B. À L'EXCEPTION DE LA PÉRIODE DE LA CRISE SANITAIRE, DES INDICATEURS ÉCONOMIQUES QUI SONT RESTÉS STABLES AU COURS DES DIX DERNIÈRES ANNÉES
L'analyse des données économiques des entreprises de la chaîne du livre (la méthodologie de calcul figurant en annexe 1 du présent rapport) bat en brèche une vision défaitiste de l'évolution de la filière, mais n'incite pas pour autant à l'optimisme à moyen et long termes. Les données révèlent en effet, d'une part l'absence d'effondrement de la filière depuis 2017, d'autre part la fin très rapide, dès 2022, de la « bulle » de la chaîne du livre consécutive à la crise sanitaire.
D'après le Centre national du livre, le chiffre d'affaires global de la vente au détail de livres s'élève à 4 milliards d'euros par an, dont 500 à 600 millions d'euros pour l'export de livres. Pour les seules librairies indépendantes, les analyses du Sénat permettent de conclure à un chiffre d'affaires d'environ 1,5 milliard d'euros en 20224(*).

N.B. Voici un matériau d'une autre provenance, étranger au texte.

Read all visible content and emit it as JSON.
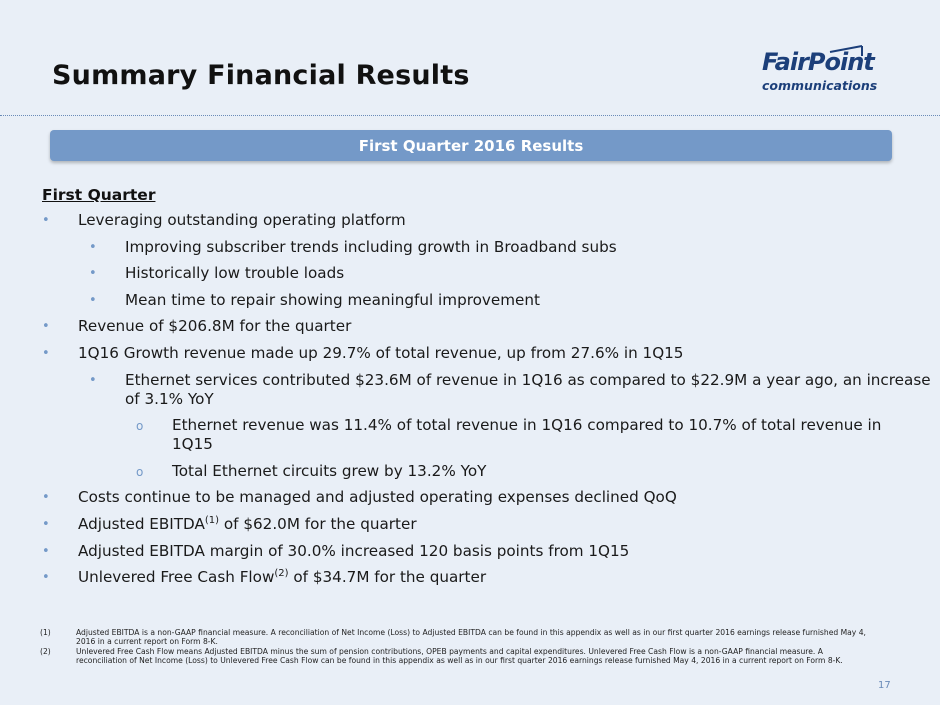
{
  "title": "Summary Financial Results",
  "logo": {
    "line1": "FairPoint",
    "line2": "communications"
  },
  "banner": "First Quarter 2016 Results",
  "section_heading": "First Quarter",
  "bullets": [
    {
      "level": 1,
      "marker": "•",
      "text": "Leveraging outstanding operating platform"
    },
    {
      "level": 2,
      "marker": "•",
      "text": "Improving subscriber trends including growth in Broadband subs"
    },
    {
      "level": 2,
      "marker": "•",
      "text": "Historically low trouble loads"
    },
    {
      "level": 2,
      "marker": "•",
      "text": "Mean time to repair showing meaningful improvement"
    },
    {
      "level": 1,
      "marker": "•",
      "text": "Revenue of $206.8M for the quarter"
    },
    {
      "level": 1,
      "marker": "•",
      "text": "1Q16 Growth revenue made up 29.7% of total revenue, up from 27.6% in 1Q15"
    },
    {
      "level": 2,
      "marker": "•",
      "text": "Ethernet services contributed $23.6M of revenue in 1Q16 as compared to $22.9M a year ago, an increase of 3.1% YoY"
    },
    {
      "level": 3,
      "marker": "o",
      "text": "Ethernet revenue was 11.4% of total revenue in 1Q16 compared to 10.7% of total revenue in 1Q15"
    },
    {
      "level": 3,
      "marker": "o",
      "text": "Total Ethernet circuits grew by 13.2% YoY"
    },
    {
      "level": 1,
      "marker": "•",
      "text": "Costs continue to be managed and adjusted operating expenses declined QoQ"
    },
    {
      "level": 1,
      "marker": "•",
      "pre": "Adjusted EBITDA",
      "sup": "(1)",
      "post": " of $62.0M for the quarter"
    },
    {
      "level": 1,
      "marker": "•",
      "text": "Adjusted EBITDA margin of 30.0% increased 120 basis points from 1Q15"
    },
    {
      "level": 1,
      "marker": "•",
      "pre": "Unlevered Free Cash Flow",
      "sup": "(2)",
      "post": " of $34.7M for the quarter"
    }
  ],
  "footnotes": [
    {
      "num": "(1)",
      "text": "Adjusted EBITDA is a non-GAAP financial measure. A reconciliation of Net Income (Loss) to Adjusted EBITDA can be found in this appendix as well as in our first quarter 2016 earnings release furnished May 4, 2016 in a current report on Form 8-K."
    },
    {
      "num": "(2)",
      "text": "Unlevered Free Cash Flow means Adjusted EBITDA minus the sum of pension contributions, OPEB payments and capital expenditures. Unlevered Free Cash Flow is a non-GAAP financial measure. A reconciliation of Net Income (Loss) to Unlevered Free Cash Flow can be found in this appendix as well as in our first quarter 2016 earnings release furnished May 4, 2016 in a current report on Form 8-K."
    }
  ],
  "page_number": "17",
  "colors": {
    "background": "#e9eff7",
    "accent": "#7499c8",
    "logo_blue": "#1c3f7a"
  }
}
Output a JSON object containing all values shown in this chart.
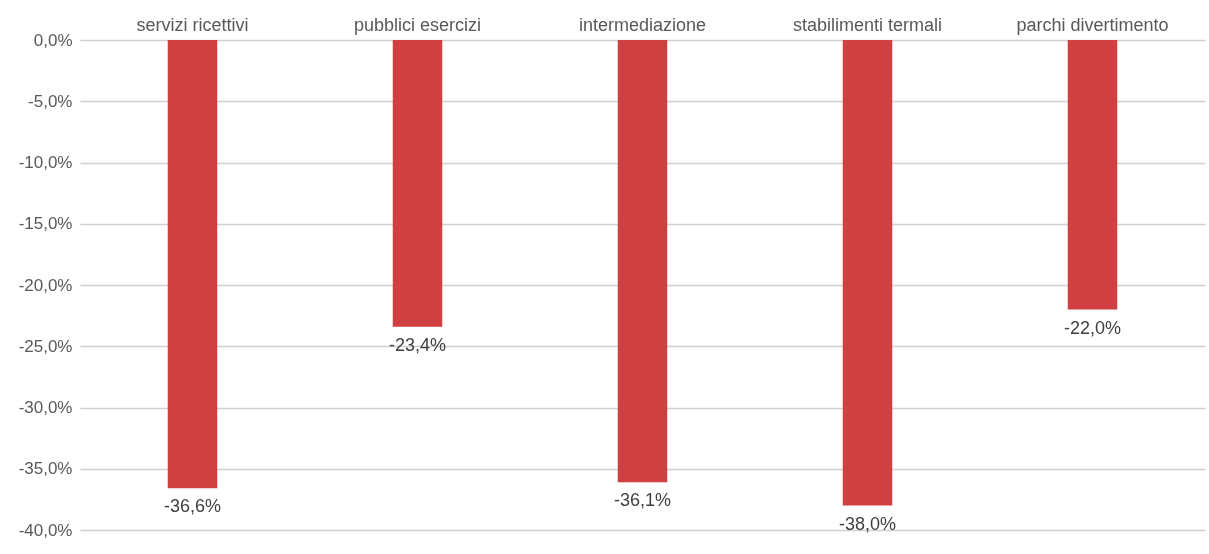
{
  "chart_data": {
    "type": "bar",
    "categories": [
      "servizi ricettivi",
      "pubblici esercizi",
      "intermediazione",
      "stabilimenti termali",
      "parchi divertimento"
    ],
    "values": [
      -36.6,
      -23.4,
      -36.1,
      -38.0,
      -22.0
    ],
    "value_labels": [
      "-36,6%",
      "-23,4%",
      "-36,1%",
      "-38,0%",
      "-22,0%"
    ],
    "color": "#d04040",
    "ylim": [
      -40,
      0
    ],
    "yticks": [
      {
        "value": 0,
        "label": "0,0%"
      },
      {
        "value": -5,
        "label": "-5,0%"
      },
      {
        "value": -10,
        "label": "-10,0%"
      },
      {
        "value": -15,
        "label": "-15,0%"
      },
      {
        "value": -20,
        "label": "-20,0%"
      },
      {
        "value": -25,
        "label": "-25,0%"
      },
      {
        "value": -30,
        "label": "-30,0%"
      },
      {
        "value": -35,
        "label": "-35,0%"
      },
      {
        "value": -40,
        "label": "-40,0%"
      }
    ],
    "grid": "y"
  }
}
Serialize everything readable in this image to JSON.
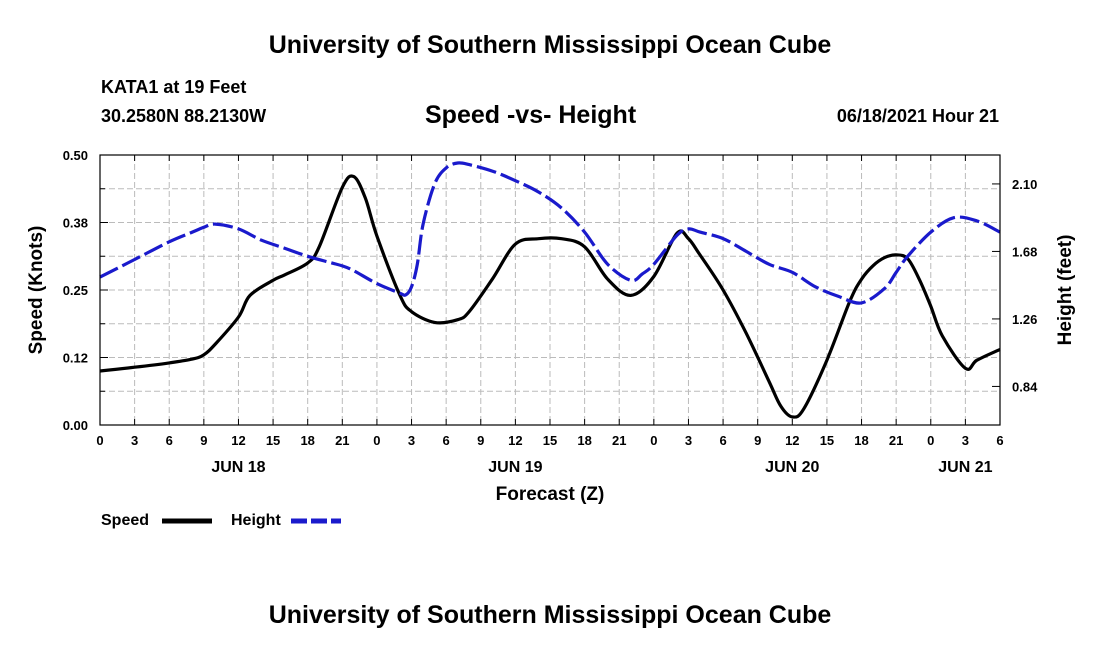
{
  "header": {
    "title": "University of Southern Mississippi Ocean Cube",
    "station": "KATA1 at 19 Feet",
    "coords": "30.2580N  88.2130W",
    "chart_title": "Speed -vs- Height",
    "datetime": "06/18/2021 Hour 21"
  },
  "footer": {
    "title": "University of Southern Mississippi Ocean Cube"
  },
  "colors": {
    "speed": "#000000",
    "height": "#1a1acc",
    "grid": "#bbbbbb"
  },
  "chart_data": {
    "type": "line",
    "title": "Speed -vs- Height",
    "xlabel": "Forecast (Z)",
    "ylabel": "Speed (Knots)",
    "y2label": "Height (feet)",
    "xlim": [
      0,
      78
    ],
    "ylim": [
      0,
      0.5
    ],
    "y2lim": [
      0.6,
      2.28
    ],
    "y_ticks": [
      "0.00",
      "0.12",
      "0.25",
      "0.38",
      "0.50"
    ],
    "y_tick_values": [
      0,
      0.125,
      0.25,
      0.375,
      0.5
    ],
    "y2_ticks": [
      "0.84",
      "1.26",
      "1.68",
      "2.10"
    ],
    "y2_tick_values": [
      0.84,
      1.26,
      1.68,
      2.1
    ],
    "x_ticks": [
      "0",
      "3",
      "6",
      "9",
      "12",
      "15",
      "18",
      "21",
      "0",
      "3",
      "6",
      "9",
      "12",
      "15",
      "18",
      "21",
      "0",
      "3",
      "6",
      "9",
      "12",
      "15",
      "18",
      "21",
      "0",
      "3",
      "6"
    ],
    "days": [
      {
        "label": "JUN 18",
        "x": 12
      },
      {
        "label": "JUN 19",
        "x": 36
      },
      {
        "label": "JUN 20",
        "x": 60
      },
      {
        "label": "JUN 21",
        "x": 75
      }
    ],
    "legend": [
      "Speed",
      "Height"
    ],
    "series": [
      {
        "name": "Speed",
        "axis": "left",
        "style": "solid",
        "x": [
          0,
          3,
          6,
          8,
          9,
          10,
          12,
          13,
          15,
          16,
          18,
          19,
          21,
          22,
          23,
          24,
          26,
          27,
          29,
          31,
          32,
          34,
          36,
          38,
          40,
          42,
          44,
          46,
          48,
          50,
          51,
          52,
          54,
          56,
          58,
          59,
          60,
          61,
          63,
          65,
          66,
          67,
          68,
          69,
          70,
          71,
          72,
          73,
          75,
          76,
          78
        ],
        "values": [
          0.1,
          0.107,
          0.115,
          0.122,
          0.13,
          0.15,
          0.2,
          0.24,
          0.268,
          0.278,
          0.3,
          0.33,
          0.44,
          0.46,
          0.42,
          0.35,
          0.24,
          0.21,
          0.19,
          0.195,
          0.21,
          0.27,
          0.335,
          0.345,
          0.345,
          0.33,
          0.27,
          0.24,
          0.275,
          0.355,
          0.345,
          0.315,
          0.25,
          0.17,
          0.08,
          0.035,
          0.015,
          0.03,
          0.12,
          0.23,
          0.27,
          0.295,
          0.31,
          0.315,
          0.308,
          0.27,
          0.22,
          0.165,
          0.105,
          0.12,
          0.14
        ]
      },
      {
        "name": "Height",
        "axis": "right",
        "style": "dashed",
        "x": [
          0,
          3,
          6,
          8,
          9,
          10,
          12,
          14,
          16,
          18,
          20,
          21,
          22,
          24,
          26,
          26.5,
          27,
          27.5,
          28,
          29,
          30,
          31,
          32,
          34,
          36,
          38,
          40,
          42,
          44,
          46,
          47,
          48,
          50,
          51,
          52,
          54,
          56,
          58,
          60,
          62,
          64,
          66,
          68,
          69,
          70,
          72,
          74,
          76,
          78
        ],
        "values": [
          1.52,
          1.63,
          1.74,
          1.8,
          1.83,
          1.85,
          1.82,
          1.75,
          1.7,
          1.65,
          1.61,
          1.59,
          1.56,
          1.48,
          1.42,
          1.41,
          1.46,
          1.6,
          1.85,
          2.1,
          2.2,
          2.23,
          2.22,
          2.18,
          2.12,
          2.05,
          1.95,
          1.8,
          1.6,
          1.5,
          1.54,
          1.6,
          1.78,
          1.82,
          1.8,
          1.76,
          1.68,
          1.6,
          1.55,
          1.46,
          1.4,
          1.36,
          1.45,
          1.55,
          1.65,
          1.8,
          1.89,
          1.87,
          1.8
        ]
      }
    ]
  }
}
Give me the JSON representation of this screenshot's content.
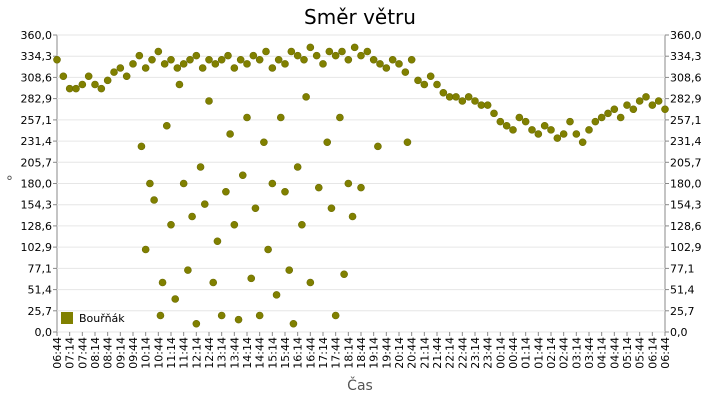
{
  "chart_data": {
    "type": "scatter",
    "title": "Směr větru",
    "x_label": "Čas",
    "y_label": "°",
    "xlim": [
      0,
      1440
    ],
    "ylim": [
      0,
      360
    ],
    "grid": true,
    "legend": "lower-left",
    "xticks": [
      {
        "value": 0,
        "label": "06:44"
      },
      {
        "value": 30,
        "label": "07:14"
      },
      {
        "value": 60,
        "label": "07:44"
      },
      {
        "value": 90,
        "label": "08:14"
      },
      {
        "value": 120,
        "label": "08:44"
      },
      {
        "value": 150,
        "label": "09:14"
      },
      {
        "value": 180,
        "label": "09:44"
      },
      {
        "value": 210,
        "label": "10:14"
      },
      {
        "value": 240,
        "label": "10:44"
      },
      {
        "value": 270,
        "label": "11:14"
      },
      {
        "value": 300,
        "label": "11:44"
      },
      {
        "value": 330,
        "label": "12:14"
      },
      {
        "value": 360,
        "label": "12:44"
      },
      {
        "value": 390,
        "label": "13:14"
      },
      {
        "value": 420,
        "label": "13:44"
      },
      {
        "value": 450,
        "label": "14:14"
      },
      {
        "value": 480,
        "label": "14:44"
      },
      {
        "value": 510,
        "label": "15:14"
      },
      {
        "value": 540,
        "label": "15:44"
      },
      {
        "value": 570,
        "label": "16:14"
      },
      {
        "value": 600,
        "label": "16:44"
      },
      {
        "value": 630,
        "label": "17:14"
      },
      {
        "value": 660,
        "label": "17:44"
      },
      {
        "value": 690,
        "label": "18:14"
      },
      {
        "value": 720,
        "label": "18:44"
      },
      {
        "value": 750,
        "label": "19:14"
      },
      {
        "value": 780,
        "label": "19:44"
      },
      {
        "value": 810,
        "label": "20:14"
      },
      {
        "value": 840,
        "label": "20:44"
      },
      {
        "value": 870,
        "label": "21:14"
      },
      {
        "value": 900,
        "label": "21:44"
      },
      {
        "value": 930,
        "label": "22:14"
      },
      {
        "value": 960,
        "label": "22:44"
      },
      {
        "value": 990,
        "label": "23:14"
      },
      {
        "value": 1020,
        "label": "23:44"
      },
      {
        "value": 1050,
        "label": "00:14"
      },
      {
        "value": 1080,
        "label": "00:44"
      },
      {
        "value": 1110,
        "label": "01:14"
      },
      {
        "value": 1140,
        "label": "01:44"
      },
      {
        "value": 1170,
        "label": "02:14"
      },
      {
        "value": 1200,
        "label": "02:44"
      },
      {
        "value": 1230,
        "label": "03:14"
      },
      {
        "value": 1260,
        "label": "03:44"
      },
      {
        "value": 1290,
        "label": "04:14"
      },
      {
        "value": 1320,
        "label": "04:44"
      },
      {
        "value": 1350,
        "label": "05:14"
      },
      {
        "value": 1380,
        "label": "05:44"
      },
      {
        "value": 1410,
        "label": "06:14"
      },
      {
        "value": 1440,
        "label": "06:44"
      }
    ],
    "yticks": [
      {
        "value": 0,
        "label": "0,0"
      },
      {
        "value": 25.7,
        "label": "25,7"
      },
      {
        "value": 51.4,
        "label": "51,4"
      },
      {
        "value": 77.1,
        "label": "77,1"
      },
      {
        "value": 102.9,
        "label": "102,9"
      },
      {
        "value": 128.6,
        "label": "128,6"
      },
      {
        "value": 154.3,
        "label": "154,3"
      },
      {
        "value": 180,
        "label": "180,0"
      },
      {
        "value": 205.7,
        "label": "205,7"
      },
      {
        "value": 231.4,
        "label": "231,4"
      },
      {
        "value": 257.1,
        "label": "257,1"
      },
      {
        "value": 282.9,
        "label": "282,9"
      },
      {
        "value": 308.6,
        "label": "308,6"
      },
      {
        "value": 334.3,
        "label": "334,3"
      },
      {
        "value": 360,
        "label": "360,0"
      }
    ],
    "x": [
      0,
      15,
      30,
      45,
      60,
      75,
      90,
      105,
      120,
      135,
      150,
      165,
      180,
      195,
      210,
      225,
      240,
      255,
      270,
      285,
      300,
      315,
      330,
      345,
      360,
      375,
      390,
      405,
      420,
      435,
      450,
      465,
      480,
      495,
      510,
      525,
      540,
      555,
      570,
      585,
      600,
      615,
      630,
      645,
      660,
      675,
      690,
      705,
      720,
      735,
      750,
      765,
      780,
      795,
      810,
      825,
      840,
      855,
      870,
      885,
      900,
      915,
      930,
      945,
      960,
      975,
      990,
      1005,
      1020,
      1035,
      1050,
      1065,
      1080,
      1095,
      1110,
      1125,
      1140,
      1155,
      1170,
      1185,
      1200,
      1215,
      1230,
      1245,
      1260,
      1275,
      1290,
      1305,
      1320,
      1335,
      1350,
      1365,
      1380,
      1395,
      1410,
      1425,
      1440,
      200,
      210,
      220,
      230,
      245,
      250,
      260,
      270,
      280,
      290,
      300,
      310,
      320,
      330,
      340,
      350,
      360,
      370,
      380,
      390,
      400,
      410,
      420,
      430,
      440,
      450,
      460,
      470,
      480,
      490,
      500,
      510,
      520,
      530,
      540,
      550,
      560,
      570,
      580,
      590,
      600,
      620,
      640,
      650,
      660,
      670,
      680,
      690,
      700,
      720,
      760,
      830
    ],
    "series": [
      {
        "name": "Bouřňák",
        "color": "#808000",
        "values": [
          330,
          310,
          295,
          295,
          300,
          310,
          300,
          295,
          305,
          315,
          320,
          310,
          325,
          335,
          320,
          330,
          340,
          325,
          330,
          320,
          325,
          330,
          335,
          320,
          330,
          325,
          330,
          335,
          320,
          330,
          325,
          335,
          330,
          340,
          320,
          330,
          325,
          340,
          335,
          330,
          345,
          335,
          325,
          340,
          335,
          340,
          330,
          345,
          335,
          340,
          330,
          325,
          320,
          330,
          325,
          315,
          330,
          305,
          300,
          310,
          300,
          290,
          285,
          285,
          280,
          285,
          280,
          275,
          275,
          265,
          255,
          250,
          245,
          260,
          255,
          245,
          240,
          250,
          245,
          235,
          240,
          255,
          240,
          230,
          245,
          255,
          260,
          265,
          270,
          260,
          275,
          270,
          280,
          285,
          275,
          280,
          270,
          225,
          100,
          180,
          160,
          20,
          60,
          250,
          130,
          40,
          300,
          180,
          75,
          140,
          10,
          200,
          155,
          280,
          60,
          110,
          20,
          170,
          240,
          130,
          15,
          190,
          260,
          65,
          150,
          20,
          230,
          100,
          180,
          45,
          260,
          170,
          75,
          10,
          200,
          130,
          285,
          60,
          175,
          230,
          150,
          20,
          260,
          70,
          180,
          140,
          175,
          225,
          230
        ]
      }
    ]
  }
}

Évolution du chiffre d'affaires par secteur d'activité
(en base 100 en 2017)
Librairies Édition
Source : Sénat, d'après la base de données FARE. Les ETI et GE sont exclues pour les librairies.
Le secteur des librairies représente un marché relativement volatile, avec un niveau en 2022 proche de 2017. Si le secteur du commerce de détail a un chiffre d'affaires orienté tendanciellement à la hausse au cours des années 2017 - 2022, l'année 2020 montre un recul pour les librairies comme pour le commerce de détail. On constate un rebond important en 2021, particulièrement marqué pour les librairies, mais dont l'effet a été très limité dans le temps. Dès 2022, le secteur de la librairie est redevenu moins dynamique que l'ensemble des commerces de détail.
Contrairement au secteur des librairies, le chiffre d'affaires du secteur de l'édition est resté assez stable aux cours de la crise sanitaire. Le niveau en 2022 est proche du niveau de 2017.
Le Centre national du livre a évoqué lors de son audition un taux de marge des librairies de 2 %. Ces données sont cohérentes avec celles ressortant des analyses du présent rapport, mais cet indicateur, qui rapporte le résultat sur le chiffre d'affaires, ne permet cependant pas de comparer de façon fiable différents secteurs, contrairement au taux de valeur ajoutée.
Taux de valeur ajoutée par secteur d'activité
(en %)
Librairies Edition et autres industries culturelles
Ce graphique présente l'évolution du ratio valeur ajoutée / chiffre d'affaires.
Source : Sénat, d'après base de données FARE. Les ETI et GE sont exclues pour les librairies.
Le taux de valeur ajoutée des librairies est assez stable au fil des années, autour de 22 %. Même sans marge de manoeuvre sur le prix du livre, les librairies parviennent tout de même à obtenir un taux de valeur ajoutée légèrement plus élevé que le commerce de détail dans son ensemble.
Le taux de marge est quant à lui structurellement plus faible pour les librairies que pour le commerce de détail dans son ensemble. Cela s'explique notamment par un poids des salaires plus élevés pour les librairies que pour le reste du commerce de détail : les salaires représentent, en moyenne entre 2017 et 2022, 62 % de la valeur ajoutée des librairies, contre 55 % pour le commerce de détail. Ainsi, si les librairies génèrent plus de valeur ajoutée que le commerce de détail, le poids des effectifs rogne davantage sur la marge finale réalisée.
Le taux de valeur ajoutée du secteur des éditeurs de livres est structurellement plus bas que pour les autres industries culturelles et reste stable autour de 25 % au fil des années. Cela peut s'expliquer par une plus forte dépendance des éditeurs aux prestataires externes (auteurs à rémunérer, imprimeurs, diffuseurs, distributeurs), là où les entreprises de production de films, par exemple, réalisent davantage le travail de création de valeur en interne.
Le taux de marge des éditeurs est relativement faible comparé aux autres industries culturelles. Il est toutefois plus élevé que celui des éditeurs de journaux et a une dynamique plutôt haussière, là où le taux de marge des éditeurs de journaux est plutôt orienté à la baisse.
S'agissant du prix du livre, celui-ci a évolué nettement en deçà de l'inflation au cours de la dernière décennie. Les ouvrages de littérature générale sont ceux pour lesquels les prix ont été orientés davantage à la hausse.
Évolution du prix du livre par rapport à l'inflation
(base 100 en 2015)
Source : commission des finances d'après les chiffres du ministère de la culture
* 4 Hors entreprises de taille intermédiaires (ETI) et grandes entreprises (GE).